The Bushies have used their corporate relationships to forge a situation where the corporate masters are VERY concerned with what is allowed to go out in the mainstream media. At the same time, the Bushies want to insist that journalists become an arm of their propaganda machine (and no administration has devoted itself to propaganda and talking points like this one has). Simultaneously, they've done whatever they can to distance the American public from the press through forcing reporters to be "embedded" in the military making it hard for a reporter to distinguish between being part of the troop effort, through numerous attacks on reporters who try to do original reporting, and just in general making statements and instituting programs that make it clear in what low regard they hold journalists and the media.

When I see a study like the one reported the other day where 22% of Americans feel the government has the right to censor the press, I get scared. Even more want checks and balances used against the press. Scarier still.

What they're saying, essentially, is that they're willing to have partisan politicians control everything, where the politicians - because they're concealing so much - have no accountability to the public who vote them into office, and to allow this to go on with no journalist trying to dig around and find what is going on. This isn't just blind faith, it sets up catastrophe and disaster that goes well beyond a few corrupt pols. It allows pols to become a machine with unbridled power.

The situation with Newsweek is an example of all that is wrong here. Bushies don't allow anyone to speak on the record who isn't spinning "facts" their way. They very much control the press' access to anything and everything.

To sit there and point fingers at Newsweek and say Newsweek is responsible for the anger in the Arab/Muslim community for reporting on one of a system of practices and policies the Bushies have put into place that have been reported on several times over four years is preposterous. The story of the Koran destruction wasn't new. The first occurrence of this occurred in news reports maybe 2-3 years ago. US practices and policies endanger lives, including the lives of our troops, the safety of Americans here at home, and destabilize the entire world.

Now, Newsweek isn't blameless in this. But their chief fault here was to cave under the Bush machine. They make it harder for any other reporter from any other organization to try to get at the truth.

You can't say, "Well, we're at war so the rules change" because Mr.

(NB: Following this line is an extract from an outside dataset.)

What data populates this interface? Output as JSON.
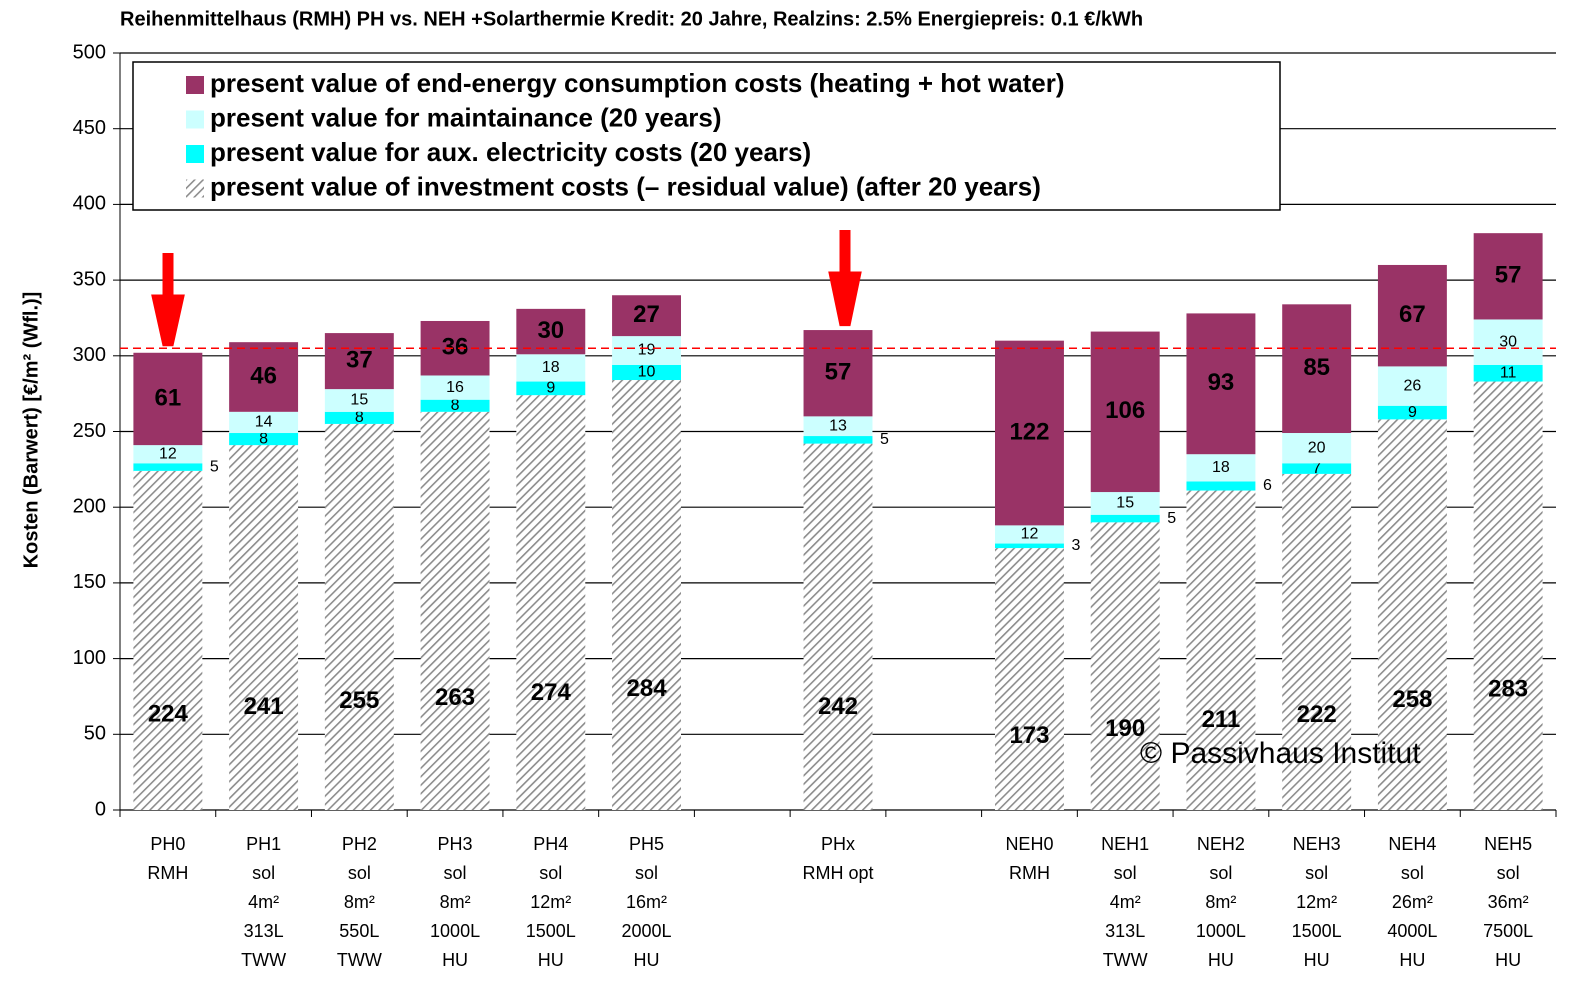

Bush is the one who's had us in a constant state of war - with no apparent end in sight - and he's set up a situation where the press isn't supposed to question any of this. But anger should not be directed at the press for reporting, but at the Bushies for doing.

Think about what you're saying if you agree that the press should be kept out. You're essentially saying it's OK to go to war on false pretenses, OK if thousands die needlessly, OK if Mr. Bush bankrupts the country, OK if corruption takes over everything.

Killing the messenger (Newsweek) won't fix anything.